While the next four weeks will probably be some of the most frantic weeks of this year, Advent also presents us with the opportunity to make some quiet time.  Time to reflect on the meaning of the birth of Jesus, time to sit quietly with God, time to re-connect with our deeper longings – longings for healing and wholeness; for meaning and purpose, for lasting joy.

Joy is certainly on the minds of the gospel writers Matthew and Luke, as they tell the story of Jesus’ birth.  The angel who appears to the shepherds in Luke’s account says, “Do not be afraid; for see, I am bringing you good news of great joy for all the people.”  And Matthew describes the wise men being “overwhelmed with joy” when the star they have been following stops over the birth-place.

In a recent Chaplain’s Assembly, I shared with the girls in Years 10 – 12 what I have learnt about joy in my life so far.

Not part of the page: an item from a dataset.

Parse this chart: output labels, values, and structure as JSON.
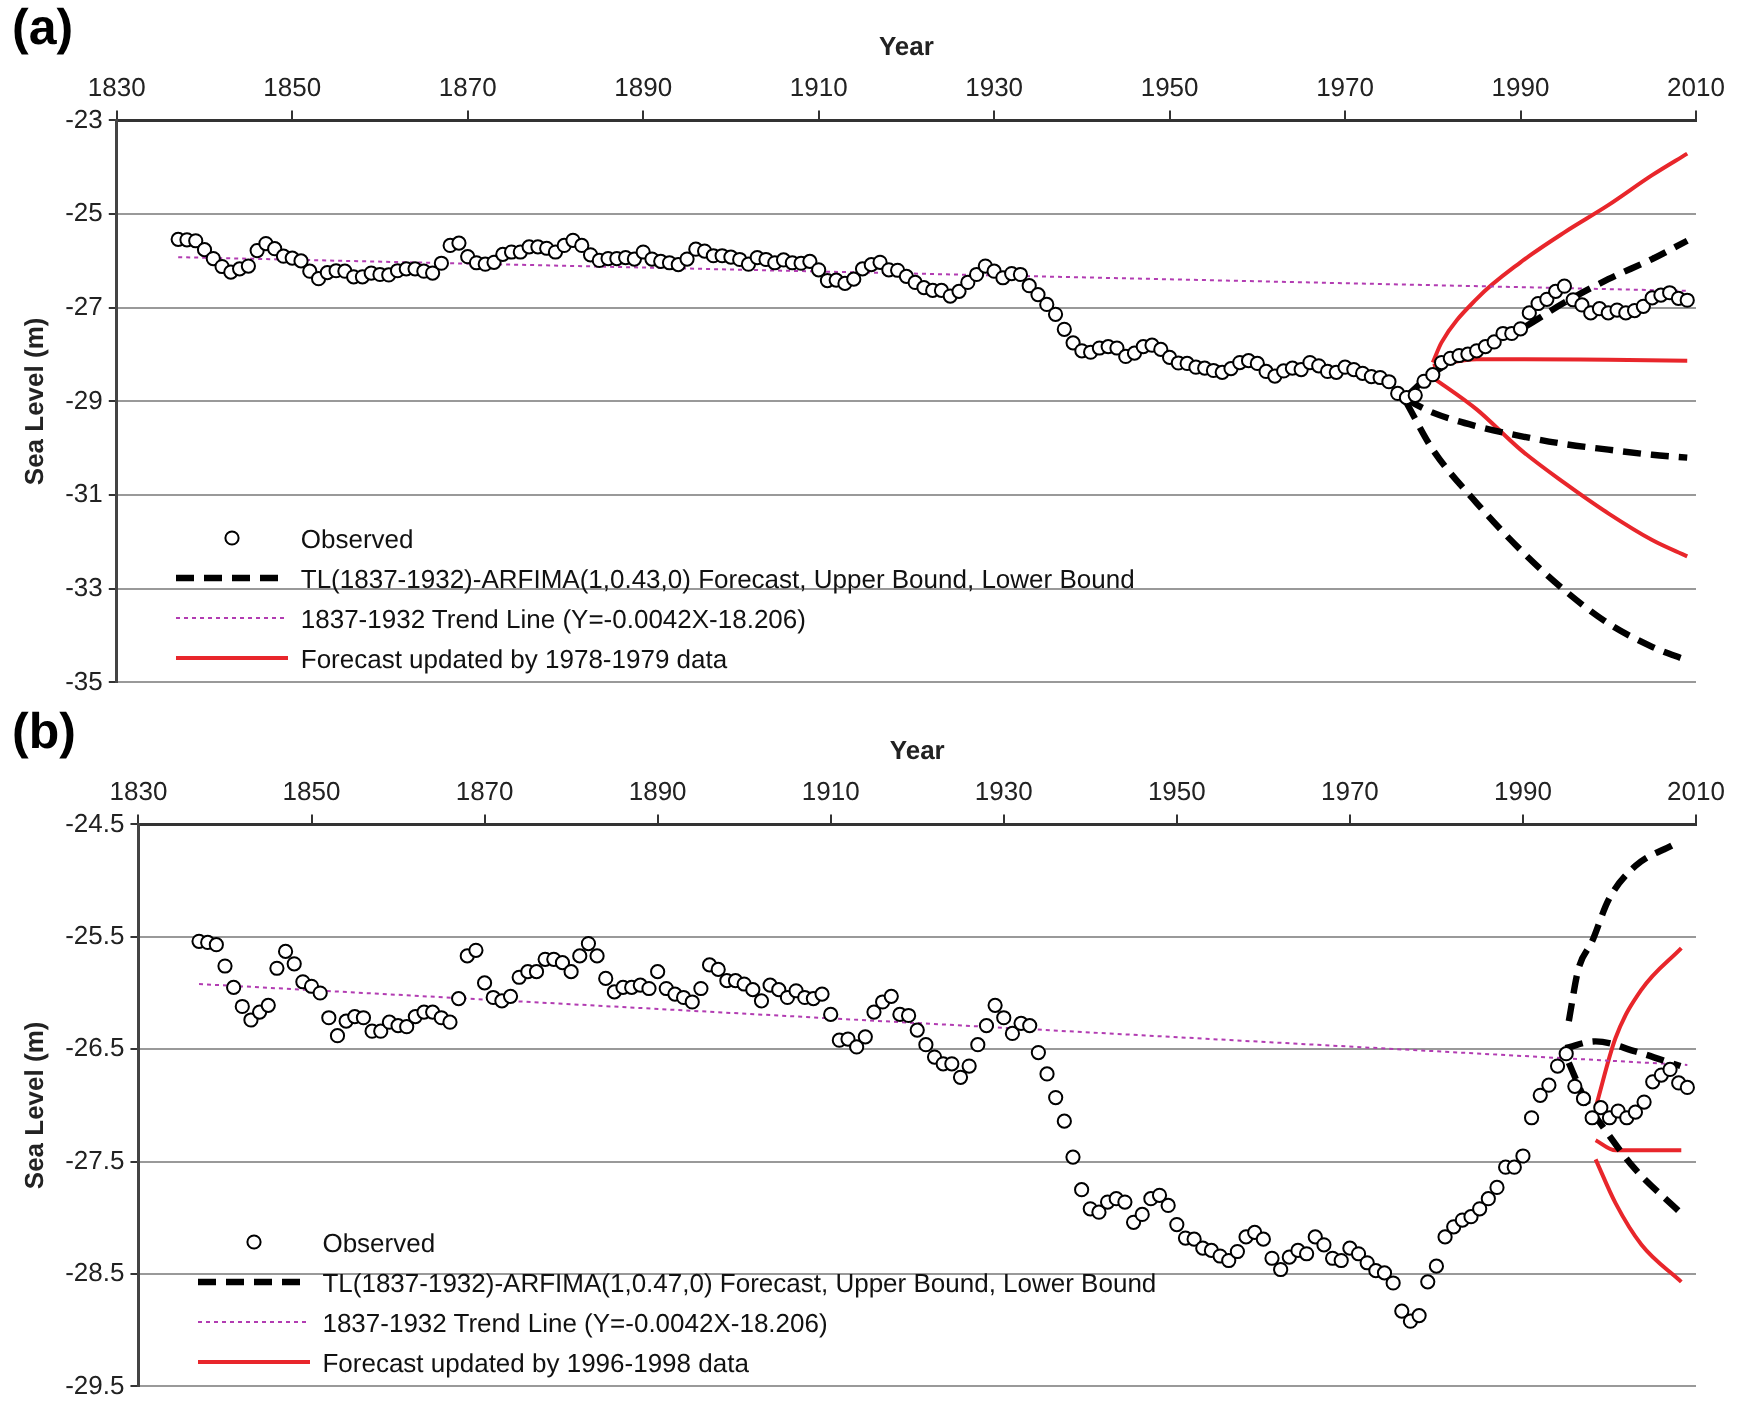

I share these with you here, in the hope that this may prompt you to think about joy in your life.  I have discovered that:

  1. The big events in life can be deeply joyful (birth, finding your soul mate, achievements of various kinds), but there can also be joy in the ordinary and everyday e.g. a flower coming out, the company of a tree.
  2. Our animal friends can teach us joy. I have learnt from my cats about the joy of lying on a warm spot on a cold day, and from my dog about the joy of swimming laps in a blue plastic shell.
  3. It’s important to be active in seeking your own happiness, but joy often comes as a big surprise (when you haven’t tried to make something happen). In other words, it’s not up to us to make joy!
  4. Mostly, for me, joy is when something breaks through and touches my heart – it’s something from beyond that makes my heart sing. This can happen in many different places – in an Art Gallery, in church, with another person.
  5. There is a certain kind of joy that can also be experienced in grief. Some weeks ago, I had the very sad task of saying goodbye to my friend Keren.  We have been friends since prep.  Speaking to her on the day before she died was heart-breaking, but there was also a kind of joy in our affection for each other.
  6. Joy is what God wants for us. My faith is that joy is our destiny – and that the ups and downs are part of us really knowing what joy is.  That doesn’t make the downs any less painful to endure, but it does give me the appetite to face such times, with however much hope I can muster.
  7. S. Lewis, in his memoir, “Surprised by Joy” writes:

Joy  . . .  has indeed one characteristic, and one only . . .  the fact that anyone who has experienced it will want it again… I doubt whether anyone who has tasted it would ever, if both were in his power, exchange it for all the pleasures in the world. But then Joy is never in our power and Pleasure often is.

May this Advent and Christmas-tide include many moments of pleasure for you and your loved ones, but may you also find yourself surprised, held, embraced by joy.

 

To quote Tiny Tim, in Dickens’ “A Christmas Carol”:  God bless us, every one!